What’s in a Name?

I’m abandoning my politics for a moment to have a little rant about something else: modality names.

Rolfing, Feldenkrais, and Trager, for example, are what I would describe as old classics. They’ve been around for many decades, and came about when bodywork and/or movement therapies were still in their infancy, at least in the Western world.

I’ve seen a trend recently, though, that I have to confess bothers me, and that’s the plethora of people naming techniques after themselves.

Last week, I made a post on one of my networks that I was looking for instructors for next year’s lineup of continuing education. I was a little bit shocked that half of the respondents sent me proposals for modalities that they have named after themselves. I’m going to be nice and not name any of these people, or their modalities. I must confess, though, that my first thought whenever I hear about a “new” modality that someone has named after him or herself, is usually that they’re being pretty presumptuous to think that they have actually invented something new, or that they’re on an ego trip.

A rather uppity young man who needed taking down a few notches told my chiropractor the other day that he had invented the “muscle elongation technique.” The chiropractor laughed out loud and said, “Son, don’t kid yourself, I learned that in chiropractic school in 1984.”

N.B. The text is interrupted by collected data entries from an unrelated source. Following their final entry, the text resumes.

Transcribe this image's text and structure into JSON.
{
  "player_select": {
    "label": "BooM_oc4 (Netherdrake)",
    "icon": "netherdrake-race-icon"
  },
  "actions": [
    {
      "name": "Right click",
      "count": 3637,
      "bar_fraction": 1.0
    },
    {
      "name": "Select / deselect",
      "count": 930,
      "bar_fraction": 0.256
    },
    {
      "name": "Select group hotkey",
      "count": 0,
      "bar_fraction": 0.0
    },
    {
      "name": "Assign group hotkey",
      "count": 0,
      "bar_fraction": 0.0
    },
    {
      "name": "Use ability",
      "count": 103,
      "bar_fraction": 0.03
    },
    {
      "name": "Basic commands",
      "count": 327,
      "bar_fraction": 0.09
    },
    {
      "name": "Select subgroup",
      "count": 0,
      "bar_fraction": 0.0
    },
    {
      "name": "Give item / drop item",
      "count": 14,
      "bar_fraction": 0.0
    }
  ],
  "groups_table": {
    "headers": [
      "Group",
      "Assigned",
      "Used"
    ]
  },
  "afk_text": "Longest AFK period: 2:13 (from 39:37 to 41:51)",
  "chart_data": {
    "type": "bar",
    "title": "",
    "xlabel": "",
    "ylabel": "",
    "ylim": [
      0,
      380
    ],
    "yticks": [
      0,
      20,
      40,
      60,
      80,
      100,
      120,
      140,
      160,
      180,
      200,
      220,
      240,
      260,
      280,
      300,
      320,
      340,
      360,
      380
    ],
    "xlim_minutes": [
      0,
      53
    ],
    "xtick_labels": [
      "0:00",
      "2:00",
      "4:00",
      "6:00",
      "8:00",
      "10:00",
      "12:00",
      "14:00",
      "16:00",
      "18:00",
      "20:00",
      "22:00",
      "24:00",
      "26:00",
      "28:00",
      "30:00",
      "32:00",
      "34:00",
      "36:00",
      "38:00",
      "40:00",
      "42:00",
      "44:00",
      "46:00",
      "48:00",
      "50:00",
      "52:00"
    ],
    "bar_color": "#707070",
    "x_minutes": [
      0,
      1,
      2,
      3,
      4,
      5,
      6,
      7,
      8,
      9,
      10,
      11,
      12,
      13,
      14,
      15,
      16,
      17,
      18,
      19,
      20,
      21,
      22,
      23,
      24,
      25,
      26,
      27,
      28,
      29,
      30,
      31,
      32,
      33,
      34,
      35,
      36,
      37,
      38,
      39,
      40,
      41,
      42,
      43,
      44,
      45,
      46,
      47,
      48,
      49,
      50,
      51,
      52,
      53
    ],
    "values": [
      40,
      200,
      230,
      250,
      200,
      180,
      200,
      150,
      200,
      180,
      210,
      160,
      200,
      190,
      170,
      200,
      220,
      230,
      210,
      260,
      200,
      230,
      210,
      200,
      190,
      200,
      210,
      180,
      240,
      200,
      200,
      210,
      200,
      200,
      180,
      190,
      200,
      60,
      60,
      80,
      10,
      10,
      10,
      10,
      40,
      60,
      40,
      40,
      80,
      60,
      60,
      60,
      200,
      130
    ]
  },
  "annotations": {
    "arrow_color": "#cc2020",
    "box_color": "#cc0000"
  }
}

I can think of a number of modalities that are kind of unusual that actually could have excusably been named after their developer, but they aren’t, and even a number of massage therapy instructors who are internationally well known, that have resisted the urge to name their techniques after themselves. Kudos to them.

Everything old is new again, as the saying goes. But when I think back on all the things I learned in massage school and all the CE classes I’ve taken in the years since, I think about the basics…the movements of Swedish massage, the trigger point work, the myofascial release techniques, the joint mobilization modalities, and even the energy work. It is what it is.

In my opinion, we’re all standing on the bodywork path because someone trail-blazed the way for us years ago. I tend to take all those things that I’ve learned over the years and roll them into an eclectic mixture of whatever I’m led to do with a specific client on a specific day. What works for one doesn’t necessarily work for another.

And don’t hold your breath waiting for “The Laura Allen Method.”  It isn’t on the horizon.